Baritone Alan Titus has been many places since he gained prominence as the celebrant in Bernstein's "Mass" at the opening of the Kennedy Center. But last night at the end of his Terrace Theater recital that time seemed quite close as he launched into the encore -- the celebrant's wistful hymn, "A Simple Song."
This encore was, in some respects, one of the evening's finest moments. Titus had chosen a program almost staggeringly well-rounded, ranging from Purcell, Bach and Haydn through Schumann, Gounod and Rachmaninoff to a closing American set. He applied himself with knowledge and competence, handling the varied assignments capably. However, he paid a price for this versatility in the loss of interpretive depth.

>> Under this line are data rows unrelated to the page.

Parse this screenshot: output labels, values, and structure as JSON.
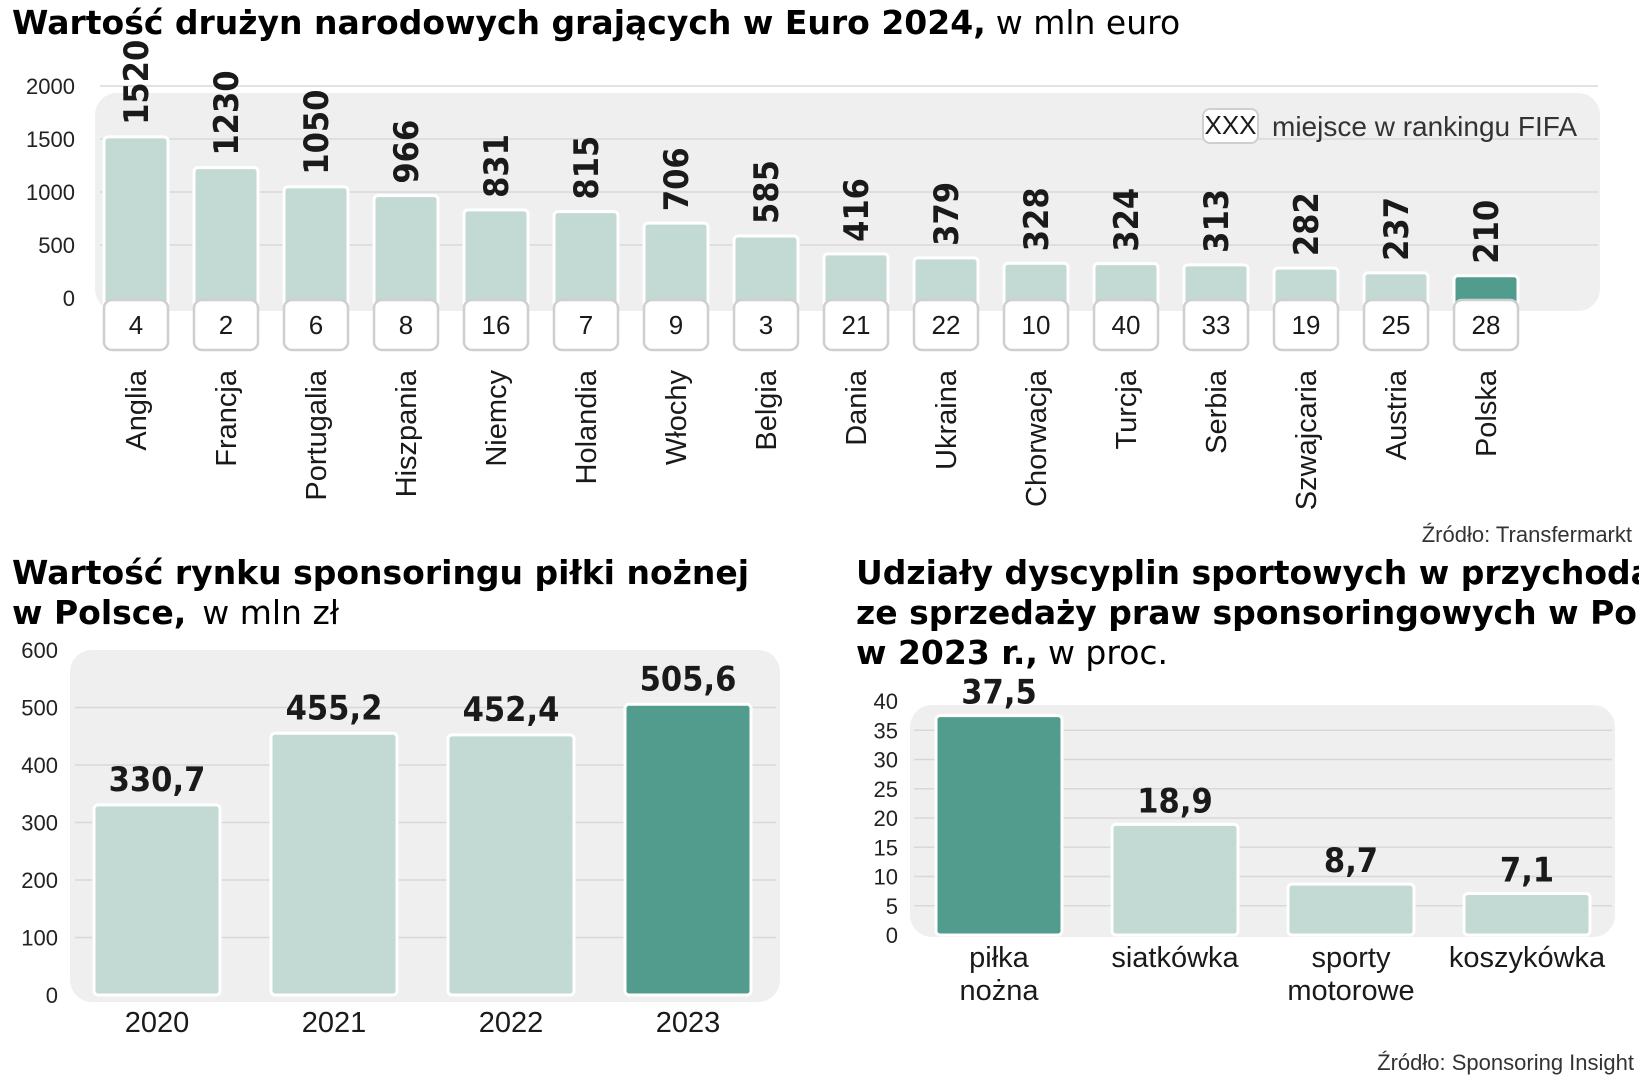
{
  "colors": {
    "bar": "#c2dad3",
    "highlight": "#529c8e",
    "bar_stroke": "#ffffff",
    "panel": "#efefef",
    "grid": "#d8d8d8"
  },
  "chart_data": [
    {
      "id": "euro",
      "type": "bar",
      "title": "Wartość drużyn narodowych grających w Euro 2024,",
      "subtitle": "w mln euro",
      "categories": [
        "Anglia",
        "Francja",
        "Portugalia",
        "Hiszpania",
        "Niemcy",
        "Holandia",
        "Włochy",
        "Belgia",
        "Dania",
        "Ukraina",
        "Chorwacja",
        "Turcja",
        "Serbia",
        "Szwajcaria",
        "Austria",
        "Polska"
      ],
      "values": [
        1520,
        1230,
        1050,
        966,
        831,
        815,
        706,
        585,
        416,
        379,
        328,
        324,
        313,
        282,
        237,
        210
      ],
      "value_labels": [
        "1520",
        "1230",
        "1050",
        "966",
        "831",
        "815",
        "706",
        "585",
        "416",
        "379",
        "328",
        "324",
        "313",
        "282",
        "237",
        "210"
      ],
      "fifa_rank": [
        "4",
        "2",
        "6",
        "8",
        "16",
        "7",
        "9",
        "3",
        "21",
        "22",
        "10",
        "40",
        "33",
        "19",
        "25",
        "28"
      ],
      "highlight": [
        15
      ],
      "ylim": [
        0,
        2000
      ],
      "yticks": [
        "0",
        "500",
        "1000",
        "1500",
        "2000"
      ],
      "ytick_values": [
        0,
        500,
        1000,
        1500,
        2000
      ],
      "legend": {
        "box": "XXX",
        "label": "miejsce w rankingu FIFA",
        "position": "top-right"
      },
      "source": "Źródło: Transfermarkt",
      "grid": true
    },
    {
      "id": "sponsor",
      "type": "bar",
      "title_line1": "Wartość rynku sponsoringu piłki nożnej",
      "title_line2": "w Polsce,",
      "subtitle": "w mln zł",
      "categories": [
        "2020",
        "2021",
        "2022",
        "2023"
      ],
      "values": [
        330.7,
        455.2,
        452.4,
        505.6
      ],
      "value_labels": [
        "330,7",
        "455,2",
        "452,4",
        "505,6"
      ],
      "highlight": [
        3
      ],
      "ylim": [
        0,
        600
      ],
      "yticks": [
        "0",
        "100",
        "200",
        "300",
        "400",
        "500",
        "600"
      ],
      "ytick_values": [
        0,
        100,
        200,
        300,
        400,
        500,
        600
      ],
      "grid": true
    },
    {
      "id": "shares",
      "type": "bar",
      "title_line1": "Udziały dyscyplin sportowych w przychodach",
      "title_line2": "ze sprzedaży praw sponsoringowych w Polsce",
      "title_line3": "w 2023 r.,",
      "subtitle": "w proc.",
      "categories": [
        [
          "piłka",
          "nożna"
        ],
        [
          "siatkówka"
        ],
        [
          "sporty",
          "motorowe"
        ],
        [
          "koszykówka"
        ]
      ],
      "values": [
        37.5,
        18.9,
        8.7,
        7.1
      ],
      "value_labels": [
        "37,5",
        "18,9",
        "8,7",
        "7,1"
      ],
      "highlight": [
        0
      ],
      "ylim": [
        0,
        40
      ],
      "yticks": [
        "0",
        "5",
        "10",
        "15",
        "20",
        "25",
        "30",
        "35",
        "40"
      ],
      "ytick_values": [
        0,
        5,
        10,
        15,
        20,
        25,
        30,
        35,
        40
      ],
      "source": "Źródło: Sponsoring Insight",
      "grid": true
    }
  ]
}
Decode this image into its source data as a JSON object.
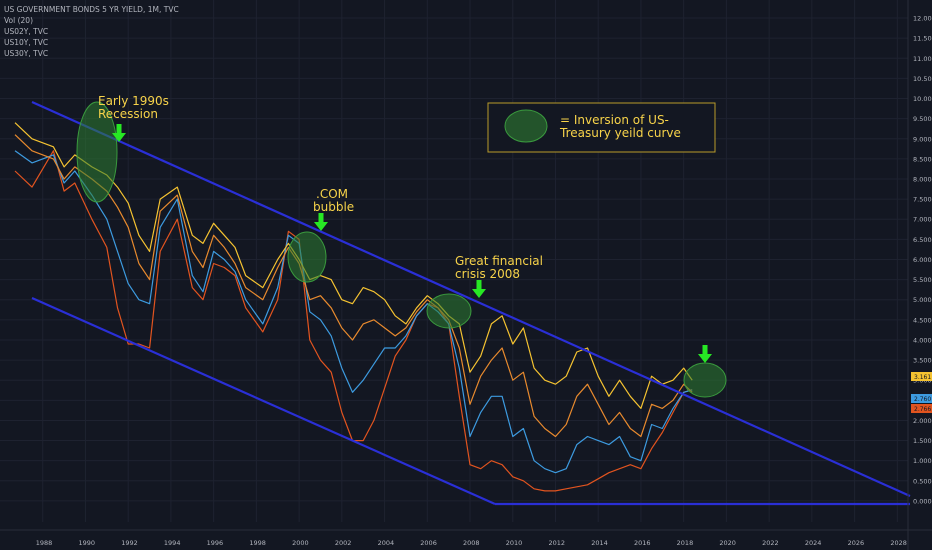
{
  "legend": {
    "title": "US GOVERNMENT BONDS 5 YR YIELD, 1M, TVC",
    "vol": "Vol (20)",
    "s2": "US02Y, TVC",
    "s3": "US10Y, TVC",
    "s4": "US30Y, TVC"
  },
  "annotations": {
    "a1": "Early 1990s",
    "a1b": "Recession",
    "a2": ".COM",
    "a2b": "bubble",
    "a3": "Great financial",
    "a3b": "crisis 2008"
  },
  "key": {
    "line1": "= Inversion of US-",
    "line2": "Treasury yeild curve"
  },
  "price_tags": [
    "3.161",
    "2.760",
    "2.766"
  ],
  "colors": {
    "background": "#131722",
    "us30y": "#f5c331",
    "us10y": "#e88a2e",
    "us05y": "#3d9be0",
    "us02y": "#e2541f",
    "channel": "#2a2fd6",
    "arrow": "#27e824",
    "ellipse": "#2e7d32"
  },
  "chart_data": {
    "type": "line",
    "title": "US GOVERNMENT BONDS 5 YR YIELD, 1M, TVC",
    "xlabel": "",
    "ylabel": "",
    "x_ticks": [
      "1988",
      "1990",
      "1992",
      "1994",
      "1996",
      "1998",
      "2000",
      "2002",
      "2004",
      "2006",
      "2008",
      "2010",
      "2012",
      "2014",
      "2016",
      "2018",
      "2020",
      "2022",
      "2024",
      "2026",
      "2028"
    ],
    "y_ticks": [
      "12.000",
      "11.500",
      "11.000",
      "10.500",
      "10.000",
      "9.500",
      "9.000",
      "8.500",
      "8.000",
      "7.500",
      "7.000",
      "6.500",
      "6.000",
      "5.500",
      "5.000",
      "4.500",
      "4.000",
      "3.500",
      "3.000",
      "2.500",
      "2.000",
      "1.500",
      "1.000",
      "0.500",
      "0.000"
    ],
    "xlim": [
      1986.5,
      2029
    ],
    "ylim": [
      -0.35,
      12.2
    ],
    "x": [
      1987.2,
      1988,
      1989,
      1989.5,
      1990,
      1990.8,
      1991.5,
      1992,
      1992.5,
      1993,
      1993.5,
      1994,
      1994.8,
      1995.5,
      1996,
      1996.5,
      1997,
      1997.5,
      1998,
      1998.8,
      1999.5,
      2000,
      2000.5,
      2001,
      2001.5,
      2002,
      2002.5,
      2003,
      2003.5,
      2004,
      2004.5,
      2005,
      2005.5,
      2006,
      2006.5,
      2007,
      2007.5,
      2008,
      2008.5,
      2009,
      2009.5,
      2010,
      2010.5,
      2011,
      2011.5,
      2012,
      2012.5,
      2013,
      2013.5,
      2014,
      2014.5,
      2015,
      2015.5,
      2016,
      2016.5,
      2017,
      2017.5,
      2018,
      2018.5,
      2018.9
    ],
    "series": [
      {
        "name": "US30Y",
        "color": "#f5c331",
        "values": [
          9.4,
          9.0,
          8.8,
          8.3,
          8.6,
          8.3,
          8.1,
          7.8,
          7.4,
          6.6,
          6.2,
          7.5,
          7.8,
          6.6,
          6.4,
          6.9,
          6.6,
          6.3,
          5.6,
          5.3,
          6.0,
          6.4,
          6.0,
          5.5,
          5.6,
          5.5,
          5.0,
          4.9,
          5.3,
          5.2,
          5.0,
          4.6,
          4.4,
          4.8,
          5.1,
          4.9,
          4.6,
          4.4,
          3.2,
          3.6,
          4.4,
          4.6,
          3.9,
          4.3,
          3.3,
          3.0,
          2.9,
          3.1,
          3.7,
          3.8,
          3.1,
          2.6,
          3.0,
          2.6,
          2.3,
          3.1,
          2.9,
          3.0,
          3.3,
          3.0
        ]
      },
      {
        "name": "US10Y",
        "color": "#e88a2e",
        "values": [
          9.1,
          8.7,
          8.5,
          8.0,
          8.3,
          8.0,
          7.7,
          7.3,
          6.8,
          5.9,
          5.5,
          7.2,
          7.6,
          6.2,
          5.8,
          6.6,
          6.3,
          5.9,
          5.3,
          5.0,
          5.8,
          6.3,
          5.9,
          5.0,
          5.1,
          4.8,
          4.3,
          4.0,
          4.4,
          4.5,
          4.3,
          4.1,
          4.3,
          4.7,
          5.0,
          4.8,
          4.5,
          3.8,
          2.4,
          3.1,
          3.5,
          3.8,
          3.0,
          3.2,
          2.1,
          1.8,
          1.6,
          1.9,
          2.6,
          2.9,
          2.4,
          1.9,
          2.2,
          1.8,
          1.6,
          2.4,
          2.3,
          2.5,
          2.9,
          2.7
        ]
      },
      {
        "name": "US05Y",
        "color": "#3d9be0",
        "values": [
          8.7,
          8.4,
          8.6,
          7.9,
          8.2,
          7.6,
          7.0,
          6.2,
          5.4,
          5.0,
          4.9,
          6.8,
          7.5,
          5.6,
          5.2,
          6.2,
          6.0,
          5.7,
          5.0,
          4.4,
          5.3,
          6.6,
          6.4,
          4.7,
          4.5,
          4.1,
          3.3,
          2.7,
          3.0,
          3.4,
          3.8,
          3.8,
          4.1,
          4.6,
          4.9,
          4.7,
          4.4,
          3.3,
          1.6,
          2.2,
          2.6,
          2.6,
          1.6,
          1.8,
          1.0,
          0.8,
          0.7,
          0.8,
          1.4,
          1.6,
          1.5,
          1.4,
          1.6,
          1.1,
          1.0,
          1.9,
          1.8,
          2.3,
          2.7,
          2.76
        ]
      },
      {
        "name": "US02Y",
        "color": "#e2541f",
        "values": [
          8.2,
          7.8,
          8.7,
          7.7,
          7.9,
          7.0,
          6.3,
          4.8,
          3.9,
          3.9,
          3.8,
          6.2,
          7.0,
          5.3,
          5.0,
          5.9,
          5.8,
          5.6,
          4.8,
          4.2,
          5.0,
          6.7,
          6.5,
          4.0,
          3.5,
          3.2,
          2.2,
          1.5,
          1.5,
          2.0,
          2.8,
          3.6,
          4.0,
          4.6,
          4.9,
          4.8,
          4.4,
          2.6,
          0.9,
          0.8,
          1.0,
          0.9,
          0.6,
          0.5,
          0.3,
          0.25,
          0.25,
          0.3,
          0.35,
          0.4,
          0.55,
          0.7,
          0.8,
          0.9,
          0.8,
          1.3,
          1.7,
          2.2,
          2.7,
          2.766
        ]
      }
    ]
  }
}
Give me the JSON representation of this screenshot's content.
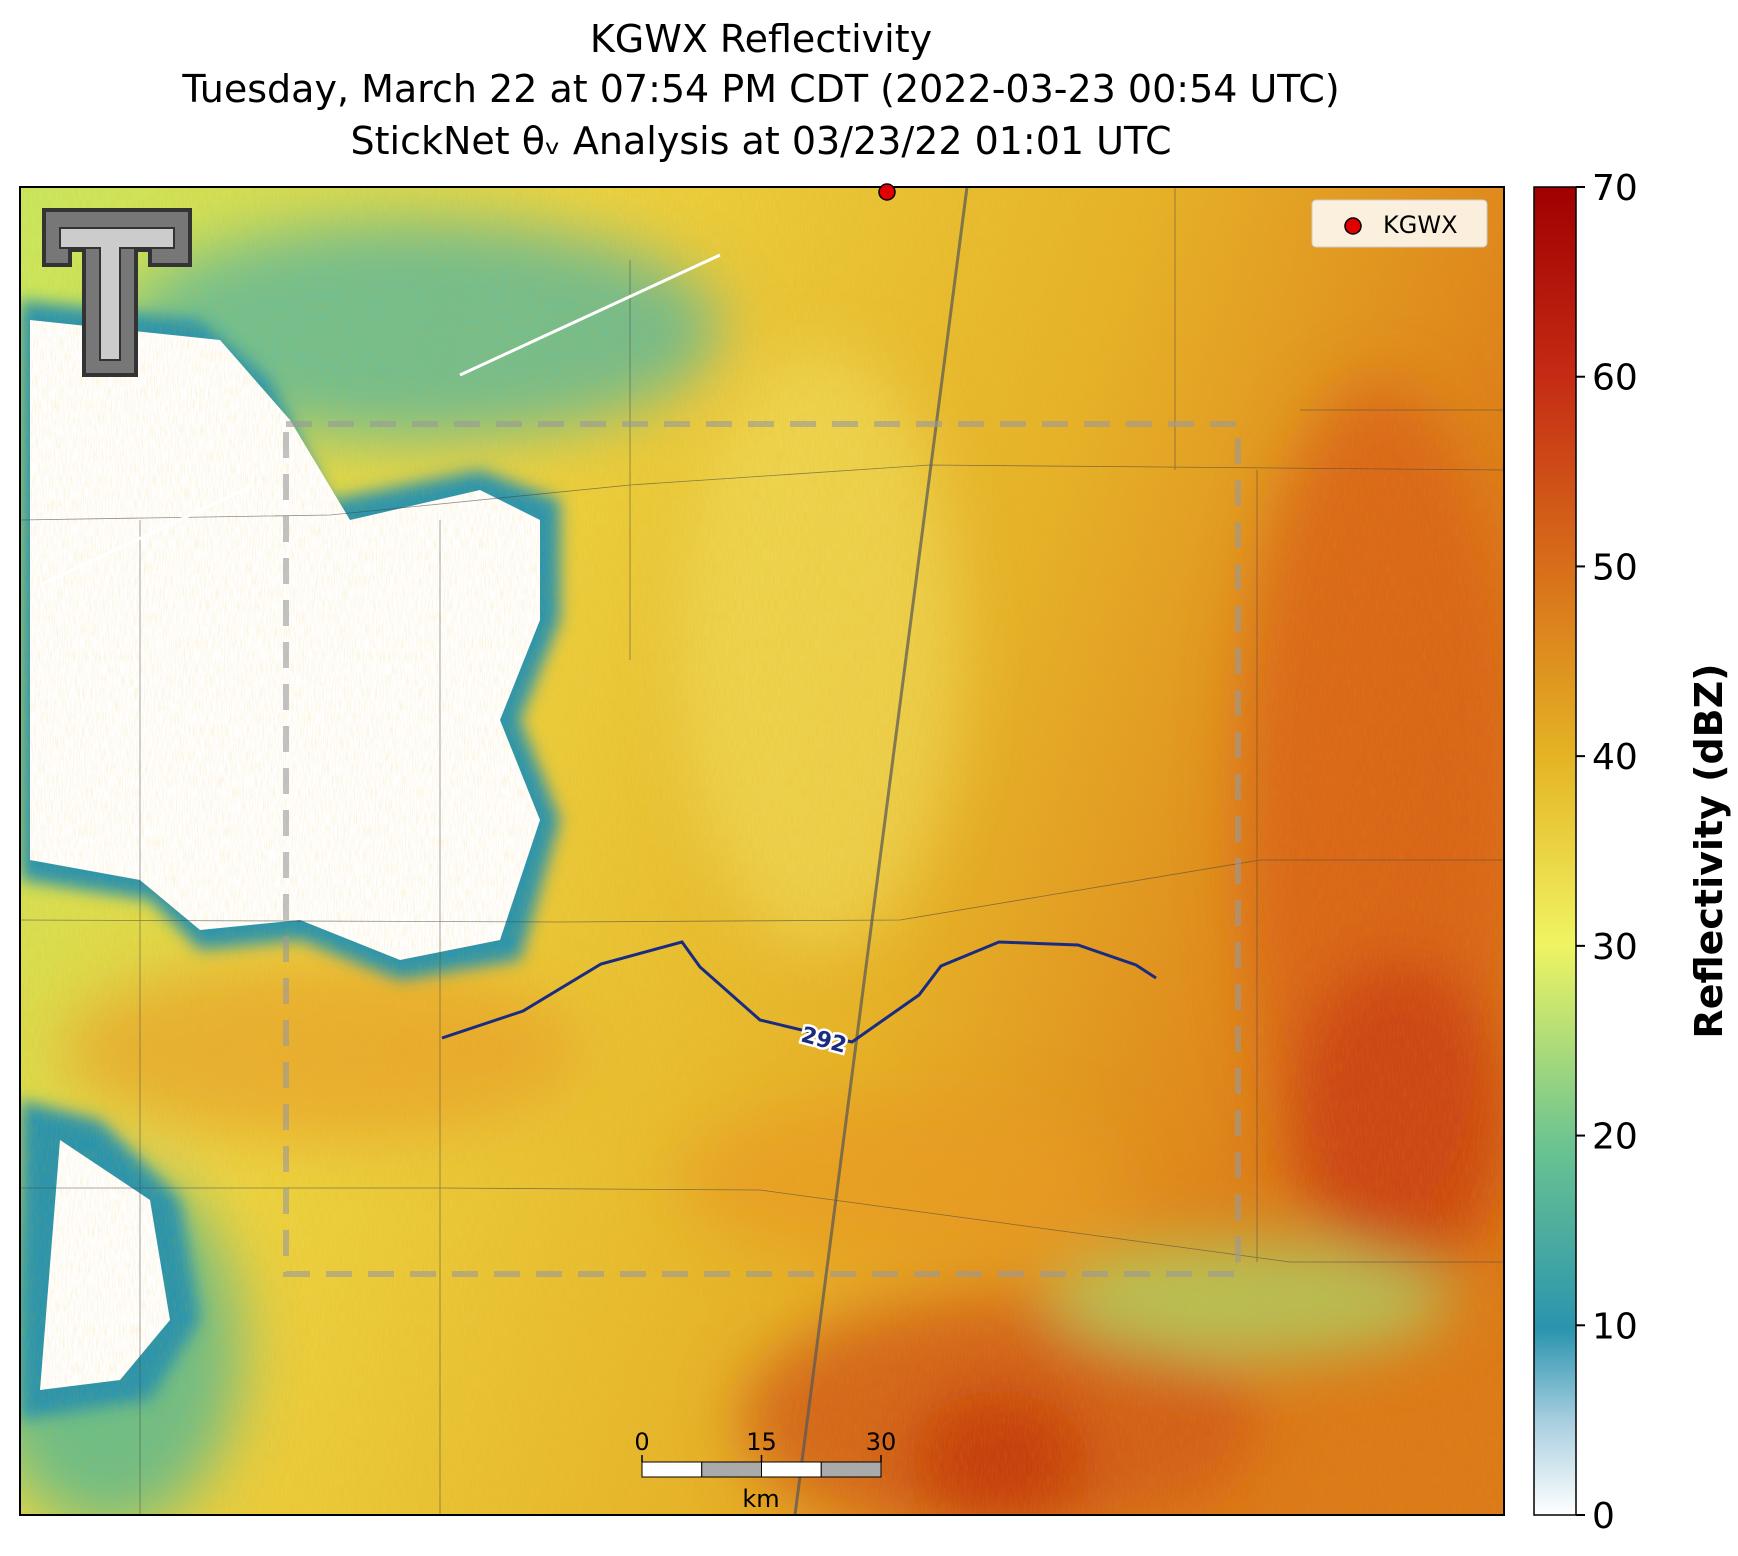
{
  "title": [
    "KGWX Reflectivity",
    "Tuesday, March 22 at 07:54 PM CDT (2022-03-23 00:54 UTC)",
    "StickNet θᵥ Analysis at 03/23/22 01:01 UTC"
  ],
  "legend": {
    "label": "KGWX"
  },
  "colorbar": {
    "label": "Reflectivity (dBZ)",
    "lim": [
      0,
      70
    ],
    "ticks": [
      0,
      10,
      20,
      30,
      40,
      50,
      60,
      70
    ]
  },
  "scale_bar": {
    "ticks": [
      0,
      15,
      30
    ],
    "unit": "km"
  },
  "contour": {
    "label": "292"
  }
}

Too often, particularly during the first half of the recital, Titus gave his audience clearly articulated diction, controlled shifts in dynamic levels, careful changes in vocal weight and color. Coming to terms with the songs technically, he conveyed little sense of their inner life or a particular point of view. The single line or strategic detail upon which a song rested was often ignored or poorly prepared. In Haydn's "She Never Told Her Love," for example, the key to the song rests with the simple repetition of the word "smiling," as the poet marvels at the lady's stoicism in the face of grief. Titus left his listeners uncertain of the mood, failing to find the subtle stress that would throw the repetition into relief.
To move toward a convincing interpretation of Schumann's "Liederkreis, Op. 39," Titus needs to do much more of this kind of detailed thinking than he did for last night's performance. Curiously, his voice at times took on a cold, thin edge, which may have been a mental rather than vocal problem since the timbre of his voice is generally warm and pleasing.
Titus seemed closer to his material in the second half, starting off with a frothy rendering of Gounod's "Mab, la reine des mensonges," which showed his particular flair for the French idiom. He does exceptionally well with this light, rapid style, as an engaging Stephen Foster patter song titled "If You've Only Got a Moustache" confirmed.
Pianist Michael Fardink brought a strong stylistic sense and a wide range of touches to the accompaniment.